小諸市立藤村記念館
http://www.city.komoro.nagano.jp/www/contents/1073979664433/index.html
入口のあたりに島崎藤村の胸像が飾られていて、観光客が記念写真を撮っている。
藤村と眼鏡も同じ我が夫
最近、このブログで取り上げたばかりのネタを記念館で見るのは、不思議な気持ちのするものである。特に印象に残ったのは以下の二つ。
爐邊雜興
展示室に藤村が大きな和紙に書いた自作詩が飾られている。「千曲川旅情の歌」 のような信州の風景を美しく歌ったものもあるが、なぜか 「爐邊雜興」 が展示されている。例の 「塩鮭がまずい!」 というやつである。(実際には小諸の地名は書かれていないけどね。) どう考えたって信州にふさわしくはないような気がするのだが、大丈夫なんだろうか。
きっと、小諸の人たちはそんなことを気に掛けたりしない、大らかな心の持ち主ばかりなのだろう。いや、そう思うことにしよう。
冬子夫人の手紙
小諸といえば藤村夫妻が新婚生活を送った記念の場所である。冬子夫人が知人に書き送った手紙が、ここには展示されている。草書体で書かれた達筆で、ほとんど解読できないのだが、彼女の手は樋口一葉のそれに似ていると感じた。しかも、草書だから似ているというようなレベルではないのである。樋口一葉は藤村と同じ明治5年生まれ。

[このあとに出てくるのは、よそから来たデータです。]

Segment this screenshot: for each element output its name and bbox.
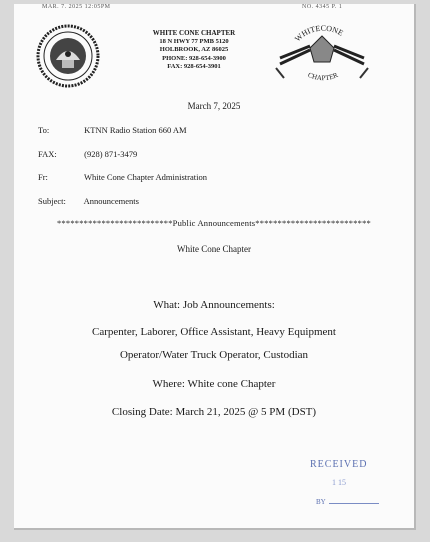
closing-date-line: Closing Date: March 21, 2025 @ 5 PM (DST): [111, 406, 317, 418]
phone-number: PHONE: 928-654-3900: [162, 54, 226, 62]
address-line-2: HOLBROOK, AZ 86025: [159, 46, 229, 53]
field-fax-value: (928) 871-3479: [84, 149, 138, 159]
chapter-name: WHITE CONE CHAPTER: [152, 29, 236, 37]
field-subject-value: Announcements: [83, 196, 139, 206]
field-subject: [38, 196, 139, 206]
received-stamp: RECEIVED: [310, 459, 368, 470]
letterhead: [124, 29, 264, 72]
svg-text:CHAPTER: [307, 71, 340, 82]
field-from-value: White Cone Chapter Administration: [83, 172, 207, 182]
where-line: Where: White cone Chapter: [152, 378, 276, 390]
positions-line-1: Carpenter, Laborer, Office Assistant, Heavy Equipment: [92, 326, 336, 338]
chapter-emblem-icon: [272, 16, 372, 94]
fax-header-left: MAR. 7. 2025 12:05PM: [42, 4, 111, 10]
received-stamp-date: 1 15: [332, 478, 346, 487]
field-fax: [38, 149, 137, 159]
field-to-value: KTNN Radio Station 660 AM: [84, 125, 187, 135]
field-fax-label: FAX:: [38, 149, 57, 159]
positions-line-2: Operator/Water Truck Operator, Custodian: [119, 349, 309, 361]
what-line: What: Job Announcements:: [153, 299, 275, 311]
field-to: [38, 125, 187, 135]
fax-header-right: NO. 4345 P. 1: [302, 4, 343, 10]
field-from-label: Fr:: [38, 172, 48, 182]
navajo-nation-seal-icon: [36, 24, 100, 88]
announcement-banner: **************************Public Announcements**************************: [56, 218, 372, 228]
received-by-label: BY: [316, 498, 326, 506]
received-by: [316, 498, 379, 506]
letter-date: March 7, 2025: [187, 101, 241, 111]
chapter-heading: White Cone Chapter: [177, 244, 251, 254]
emblem-top-text: WHITECONE: [293, 23, 345, 44]
field-subject-label: Subject:: [38, 196, 66, 206]
received-by-line: [329, 503, 379, 504]
fax-page: [14, 4, 416, 530]
field-to-label: To:: [38, 125, 50, 135]
field-from: [38, 172, 207, 182]
address-line-1: 18 N HWY 77 PMB 5120: [159, 37, 229, 45]
emblem-bottom-text: CHAPTER: [306, 70, 340, 83]
fax-number: FAX: 928-654-3901: [167, 63, 221, 70]
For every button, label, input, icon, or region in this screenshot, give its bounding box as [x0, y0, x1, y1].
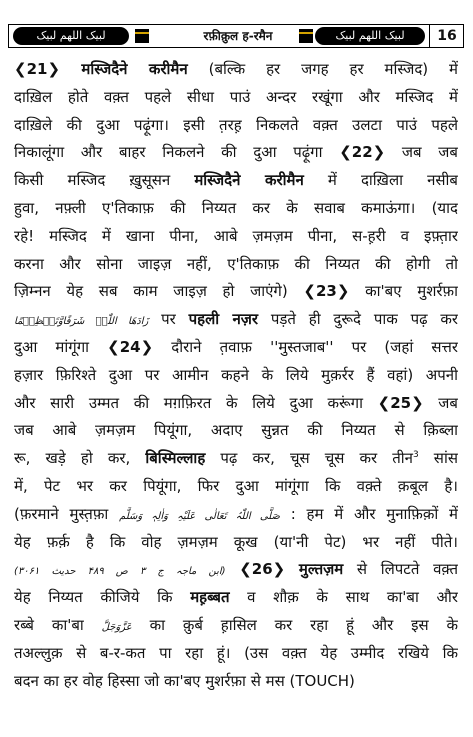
- text-segment: का'बए मुशर्रफ़ा: [349, 282, 458, 301]
- kaaba-icon: [135, 29, 149, 43]
- page-number: 16: [429, 25, 464, 47]
- text-segment: येह फ़र्क़ है कि वोह ज़मज़म कूख (या'नी पेट) भर नहीं पीते।: [14, 532, 458, 551]
- text-segment: निकालूंगा और बाहर निकलने की दुआ पढ़ूंगा: [14, 143, 340, 162]
- header-left-label: لبیک اللھم لبیک: [13, 27, 129, 45]
- item-number: ❮24❯: [107, 337, 154, 356]
- page-header: [8, 24, 464, 48]
- text-line: [14, 223, 458, 251]
- text-segment: दुआ मांगूंगा: [14, 337, 108, 356]
- text-segment: में, पेट भर कर पियूंगा, फिर दुआ मांगूंगा कि वक़्ते क़बूल है।: [14, 476, 458, 495]
- arabic-phrase: صَلَّی اللّٰہُ تَعَالٰی عَلَیْہِ وَاٰلِہٖ وَسَلَّم: [119, 510, 280, 522]
- text-segment: तअल्लुक़ से ब-र-कत पा रहा हूं। (उस वक़्त येह उम्मीद रखिये कि: [14, 643, 458, 662]
- text-segment: दाख़िले की दुआ पढ़ूंगा। इसी त़रह़ निकलते वक़्त उलटा पाउं पहले: [14, 115, 458, 134]
- text-segment: ज़िम्नन येह सब काम जाइज़ हो जाएंगे): [14, 282, 304, 301]
- bold-term: मस्जिदैने करीमैन: [194, 171, 304, 190]
- text-segment: पड़ते ही दुरूदे पाक पढ़ कर: [258, 310, 458, 329]
- bold-term: मस्जिदैने करीमैन: [81, 60, 188, 78]
- text-segment: करना और सोना जाइज़ नहीं, ए'तिकाफ़ की निय्यत की होगी तो: [14, 254, 458, 273]
- text-segment: : हम में और मुनाफ़िक़ों में: [279, 504, 458, 523]
- text-segment: का क़ुर्ब ह़ासिल कर रहा हूं और इस के: [131, 615, 458, 634]
- item-number: ❮25❯: [377, 393, 424, 412]
- text-line: [14, 306, 458, 334]
- footnote-marker: 3: [412, 450, 419, 461]
- text-line: [14, 501, 458, 529]
- text-segment: पर: [148, 310, 189, 329]
- text-segment: बदन का हर वोह हिस्सा जो का'बए मुशर्रफ़ा से मस (TOUCH): [14, 671, 355, 690]
- page-body: [14, 56, 458, 695]
- text-line: [14, 112, 458, 140]
- header-right-label: لبیک اللھم لبیک: [315, 27, 425, 45]
- text-segment: जब: [423, 393, 458, 412]
- text-segment: [285, 560, 299, 578]
- text-line: [14, 362, 458, 390]
- text-segment: रहे! मस्जिद में खाना पीना, आबे ज़मज़म पीना, स-ह़री व इफ़्त़ार: [14, 226, 458, 245]
- text-line: [14, 417, 458, 445]
- item-number: ❮21❯: [14, 60, 82, 78]
- text-line: [14, 584, 458, 612]
- bold-term: मह़ब्बत: [190, 588, 230, 607]
- item-number: ❮22❯: [339, 143, 386, 162]
- text-segment: से लिपटते वक़्त: [343, 560, 458, 579]
- kaaba-icon: [299, 29, 313, 43]
- arabic-phrase: زَادَھَا اللّٰہُ شَرَفًاوَّتَعۡظِیۡمًا: [14, 316, 149, 328]
- text-line: [14, 390, 458, 418]
- item-number: ❮26❯: [239, 560, 286, 579]
- text-segment: रू, खड़े हो कर,: [14, 449, 146, 468]
- text-segment: पढ़ कर, चूस चूस कर तीन: [205, 449, 413, 468]
- text-segment: सांस: [418, 449, 458, 468]
- bold-term: पहली नज़र: [188, 310, 259, 329]
- text-segment: [226, 560, 240, 578]
- text-segment: हज़ार फ़िरिश्ते दुआ पर आमीन कहने के लिये मुक़र्रर हैं वहां) अपनी: [14, 365, 458, 384]
- text-segment: में दाख़िला नसीब: [303, 171, 458, 190]
- arabic-phrase: (ابن ماجہ ج ۳ ص ۴۸۹ حدیث ۳۰۶۱): [14, 566, 226, 578]
- text-line: [14, 529, 458, 557]
- text-segment: जब आबे ज़मज़म पियूंगा, अदाए सुन्नत की निय्यत से क़िब्ला: [14, 421, 458, 440]
- text-segment: व शौक़ के साथ का'बा और: [229, 588, 458, 607]
- text-segment: और सारी उम्मत की मग़फ़िरत के लिये दुआ करूंगा: [14, 393, 378, 412]
- text-segment: येह निय्यत कीजिये कि: [14, 588, 191, 607]
- item-number: ❮23❯: [303, 282, 350, 301]
- text-segment: जब जब: [385, 143, 458, 162]
- text-line: [14, 167, 458, 195]
- text-line: [14, 84, 458, 112]
- text-line: [14, 640, 458, 668]
- text-line: [14, 278, 458, 306]
- text-line: [14, 612, 458, 640]
- text-line: [14, 195, 458, 223]
- text-line: [14, 334, 458, 362]
- text-line: [14, 473, 458, 501]
- text-segment: दौराने त़वाफ़ ''मुस्तजाब'' पर (जहां सत्तर: [153, 337, 458, 356]
- bold-term: मुल्तज़म: [298, 560, 344, 579]
- text-segment: (फ़रमाने मुस्त़फ़ा: [14, 504, 120, 523]
- text-line: [14, 556, 458, 584]
- text-line: [14, 445, 458, 473]
- text-segment: (बल्कि हर जगह हर मस्जिद) में: [187, 60, 458, 78]
- text-line: [14, 251, 458, 279]
- text-line: [14, 668, 458, 696]
- text-segment: किसी मस्जिद ख़ुसूसन: [14, 171, 195, 190]
- text-segment: दाख़िल होते वक़्त पहले सीधा पाउं अन्दर रखूंगा और मस्जिद में: [14, 87, 458, 106]
- text-line: [14, 139, 458, 167]
- header-title: रफ़ीक़ुल ह-रमैन: [203, 29, 273, 43]
- text-segment: रब्बे का'बा: [14, 615, 102, 634]
- bold-term: बिस्मिल्लाह: [145, 449, 206, 468]
- text-segment: हुवा, नफ़्ली ए'तिकाफ़ की निय्यत कर के सवाब कमाऊंगा। (याद: [14, 198, 458, 217]
- text-line: [14, 56, 458, 84]
- arabic-phrase: عَزَّوَجَلَّ: [101, 621, 132, 633]
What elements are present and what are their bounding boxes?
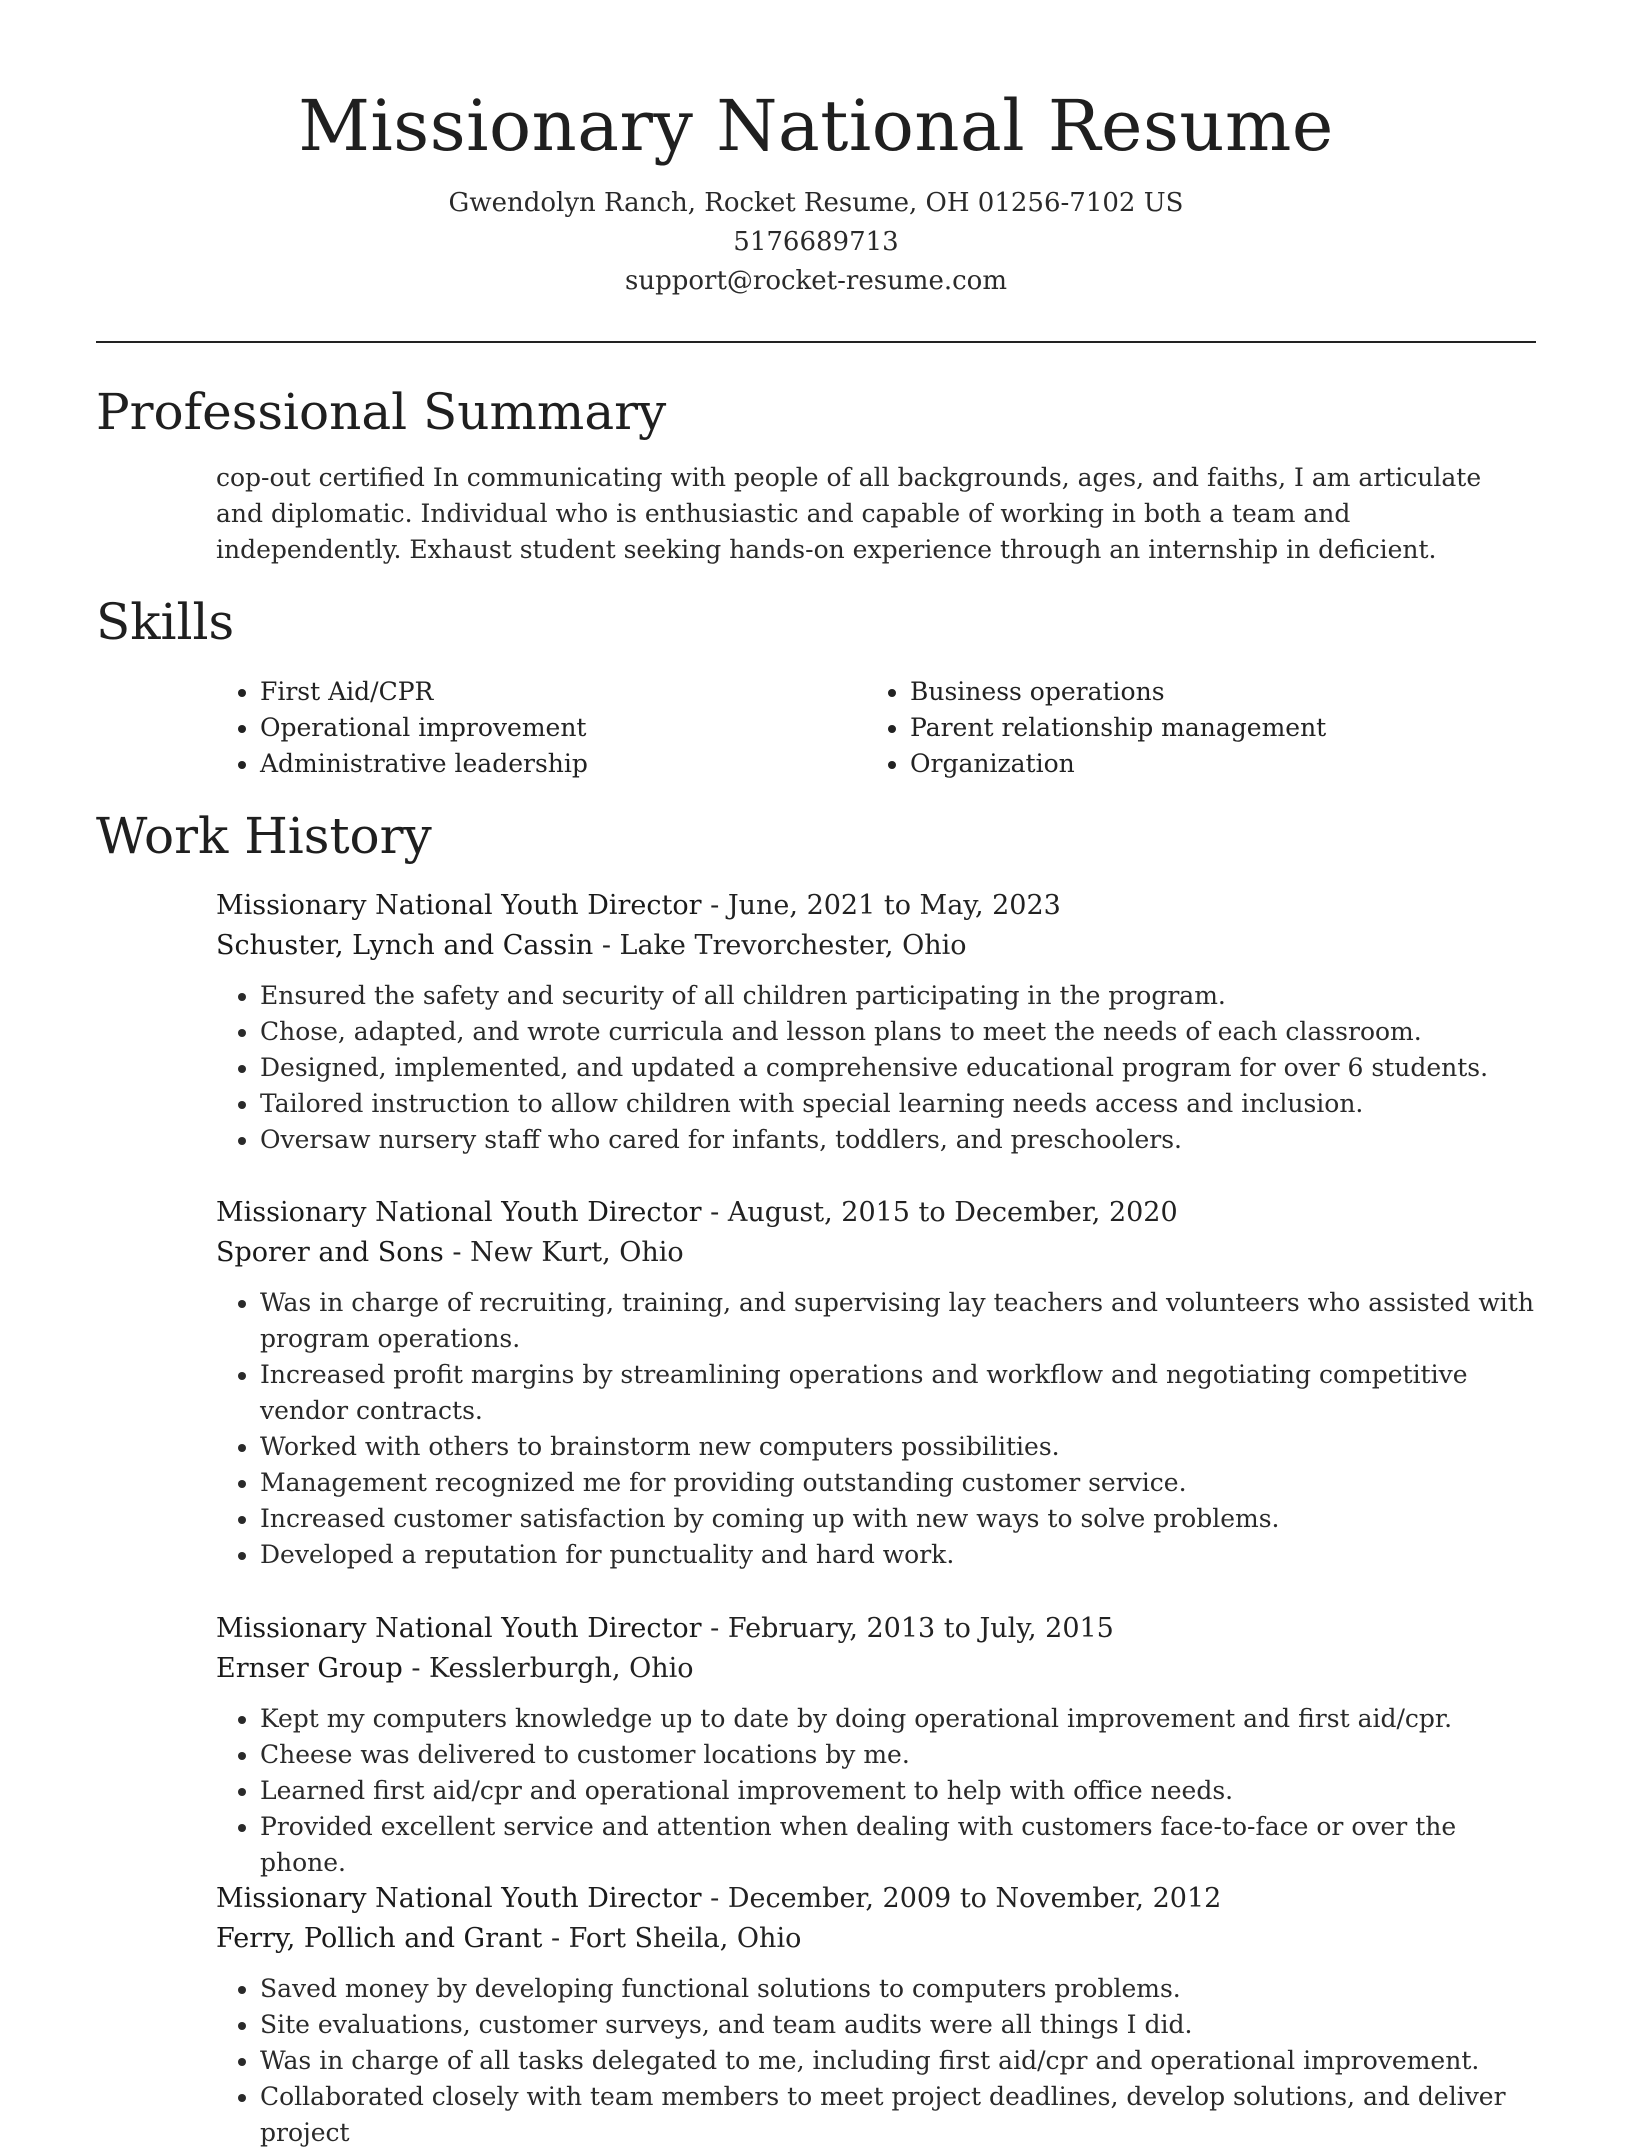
job-bullets [216,978,1536,1158]
job-bullet: • Saved money by developing functional solutions to computers problems. [260,1971,1536,2007]
job-entry [216,886,1536,1158]
job-dates: December, 2009 to November, 2012 [727,1883,1222,1914]
skill-item: • Organization [910,746,1516,782]
skills-column-right [866,674,1516,782]
job-location: New Kurt, Ohio [470,1237,684,1268]
job-bullet: • Increased profit margins by streamlining operations and workflow and negotiating competitive vendor contracts. [260,1357,1536,1429]
job-title-line: Missionary National Youth Director - December, 2009 to November, 2012 [216,1883,1222,1914]
job-bullet: • Cheese was delivered to customer locations by me. [260,1737,1536,1773]
resume-header [0,0,1632,301]
job-company-line: Ernser Group - Kesslerburgh, Ohio [216,1653,694,1684]
job-company-line: Sporer and Sons - New Kurt, Ohio [216,1237,684,1268]
job-bullet: • Ensured the safety and security of all children participating in the program. [260,978,1536,1014]
job-location: Lake Trevorchester, Ohio [619,930,967,961]
job-title: Missionary National Youth Director [216,1883,702,1914]
skill-item: • First Aid/CPR [260,674,866,710]
resume-title: Missionary National Resume [298,85,1334,167]
job-company-line: Schuster, Lynch and Cassin - Lake Trevorchester, Ohio [216,930,967,961]
job-location: Fort Sheila, Ohio [568,1923,802,1954]
job-dates: February, 2013 to July, 2015 [727,1613,1114,1644]
job-bullet: • Developed a reputation for punctuality and hard work. [260,1537,1536,1573]
skill-item: • Business operations [910,674,1516,710]
job-dates: August, 2015 to December, 2020 [727,1197,1178,1228]
job-bullet: • Collaborated closely with team members to meet project deadlines, develop solutions, and deliver project [260,2079,1536,2151]
job-entry [216,1879,1536,2151]
job-bullet: • Designed, implemented, and updated a comprehensive educational program for over 6 students. [260,1050,1536,1086]
job-bullets [216,1701,1536,1881]
skills-list [216,674,1536,782]
contact-block [0,184,1632,301]
skill-item: • Operational improvement [260,710,866,746]
job-bullet: • Provided excellent service and attention when dealing with customers face-to-face or over the phone. [260,1809,1536,1881]
job-company: Ferry, Pollich and Grant [216,1923,543,1954]
job-title-line: Missionary National Youth Director - August, 2015 to December, 2020 [216,1197,1178,1228]
job-bullets [216,1285,1536,1573]
job-title-line: Missionary National Youth Director - June, 2021 to May, 2023 [216,890,1061,921]
job-company: Sporer and Sons [216,1237,444,1268]
job-location: Kesslerburgh, Ohio [429,1653,694,1684]
work-history-heading: Work History [96,807,432,865]
summary-text: cop-out certified In communicating with people of all backgrounds, ages, and faiths, I am articulate and diplomatic. Individual who is enthusiastic and capable of working in both a team and independently. Exhaust student seeking hands-on experience through an internship in deficient. [216,463,1482,564]
skills-heading: Skills [96,593,235,651]
job-dates: June, 2021 to May, 2023 [727,890,1061,921]
skill-item: • Parent relationship management [910,710,1516,746]
job-title-line: Missionary National Youth Director - February, 2013 to July, 2015 [216,1613,1114,1644]
contact-address: Gwendolyn Ranch, Rocket Resume, OH 01256-7102 US [448,188,1184,218]
job-bullet: • Site evaluations, customer surveys, and team audits were all things I did. [260,2007,1536,2043]
job-entry [216,1193,1536,1573]
job-bullet: • Was in charge of all tasks delegated to me, including first aid/cpr and operational improvement. [260,2043,1536,2079]
job-company-line: Ferry, Pollich and Grant - Fort Sheila, Ohio [216,1923,802,1954]
header-divider [96,341,1536,343]
job-bullet: • Was in charge of recruiting, training, and supervising lay teachers and volunteers who assisted with program operations. [260,1285,1536,1357]
job-bullet: • Worked with others to brainstorm new computers possibilities. [260,1429,1536,1465]
job-company: Ernser Group [216,1653,403,1684]
job-company: Schuster, Lynch and Cassin [216,930,594,961]
job-entry [216,1609,1536,1881]
job-title: Missionary National Youth Director [216,1197,702,1228]
contact-phone: 5176689713 [733,227,899,257]
job-title: Missionary National Youth Director [216,890,702,921]
summary-heading: Professional Summary [96,383,667,441]
job-bullet: • Chose, adapted, and wrote curricula and lesson plans to meet the needs of each classroom. [260,1014,1536,1050]
skills-column-left [216,674,866,782]
job-bullet: • Oversaw nursery staff who cared for infants, toddlers, and preschoolers. [260,1122,1536,1158]
skill-item: • Administrative leadership [260,746,866,782]
job-title: Missionary National Youth Director [216,1613,702,1644]
job-bullet: • Increased customer satisfaction by coming up with new ways to solve problems. [260,1501,1536,1537]
contact-email: support@rocket-resume.com [624,266,1007,296]
job-bullet: • Kept my computers knowledge up to date by doing operational improvement and first aid/cpr. [260,1701,1536,1737]
job-bullets [216,1971,1536,2151]
job-bullet: • Management recognized me for providing outstanding customer service. [260,1465,1536,1501]
job-bullet: • Tailored instruction to allow children with special learning needs access and inclusion. [260,1086,1536,1122]
job-bullet: • Learned first aid/cpr and operational improvement to help with office needs. [260,1773,1536,1809]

冬子夫人は6歳下である。ひょっとして同じ先生から教わったとか、同じお手本から書を学んだとか、何か共通点があるのではないだろうか。
手紙は明治42年に東京で書かれたものだった。内容は子育てなど日常生活の様子を知らせるようなものだったが、文章が明快なのである。本当に頭の良い人だったのだろうと思う。